Mohamed Labidi, président du Centre culturel islamique de Québec.

Mohamed Labidi, président du Centre culturel islamique de Québec.

Photo : Radio-Canada / Jean-Simon Fabien

Radio-Canada
Prenez note que cet article publié en 2018 pourrait contenir des informations qui ne sont plus à jour.

La communauté musulmane accueille avec un grand soulagement les aveux d'Alexandre Bissonnette, qui a reconnu mercredi être l'auteur de la tuerie survenue à la grande mosquée de Québec, éloignant du même coup le spectre d'un procès long et douloureux pour les familles des victimes.

Un texte de Louis Gagné

« Je suis très, très soulagé et je me mets à la place de chacune des veuves et chacun des orphelins et je suis certain qu’ils seront soulagés aussi », a réagi Hassan Guillet, l’imam qui avait célébré les funérailles des six hommes tombés sous les balles du tueur le 29 janvier 2017.
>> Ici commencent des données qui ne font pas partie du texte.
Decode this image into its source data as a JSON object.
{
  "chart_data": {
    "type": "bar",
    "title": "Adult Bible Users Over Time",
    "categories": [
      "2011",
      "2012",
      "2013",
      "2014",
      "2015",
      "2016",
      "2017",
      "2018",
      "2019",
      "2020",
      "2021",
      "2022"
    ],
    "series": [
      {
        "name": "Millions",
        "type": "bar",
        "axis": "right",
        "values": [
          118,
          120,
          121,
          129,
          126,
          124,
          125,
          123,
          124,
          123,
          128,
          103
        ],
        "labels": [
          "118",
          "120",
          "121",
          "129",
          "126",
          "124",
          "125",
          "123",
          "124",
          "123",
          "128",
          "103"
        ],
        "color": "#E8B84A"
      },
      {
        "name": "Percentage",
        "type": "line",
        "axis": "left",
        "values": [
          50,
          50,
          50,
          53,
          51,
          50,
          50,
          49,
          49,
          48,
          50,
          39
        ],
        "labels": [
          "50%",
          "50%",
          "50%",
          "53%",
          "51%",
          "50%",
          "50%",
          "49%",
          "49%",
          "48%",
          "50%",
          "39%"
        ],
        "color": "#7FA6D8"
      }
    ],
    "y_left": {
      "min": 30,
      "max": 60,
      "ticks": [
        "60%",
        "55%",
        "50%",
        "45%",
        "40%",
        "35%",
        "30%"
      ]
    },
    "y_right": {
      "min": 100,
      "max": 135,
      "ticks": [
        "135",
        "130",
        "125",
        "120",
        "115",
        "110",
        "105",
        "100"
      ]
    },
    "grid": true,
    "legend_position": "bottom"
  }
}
Selon M. Guillet, il aurait été « inhumain » d’obliger les personnes qui étaient présentes au Centre culturel islamique de Québec (CCIQ) au moment de l’attaque à venir témoigner au procès d’Alexandre Bissonnette.

« Imaginez-vous quelqu’un qui a subi tous les cauchemars du 29 janvier qui soit en face de l’auteur de cet acte et être obligé de remémorer tous les cauchemars qu’il a vécus, c’est affreux. »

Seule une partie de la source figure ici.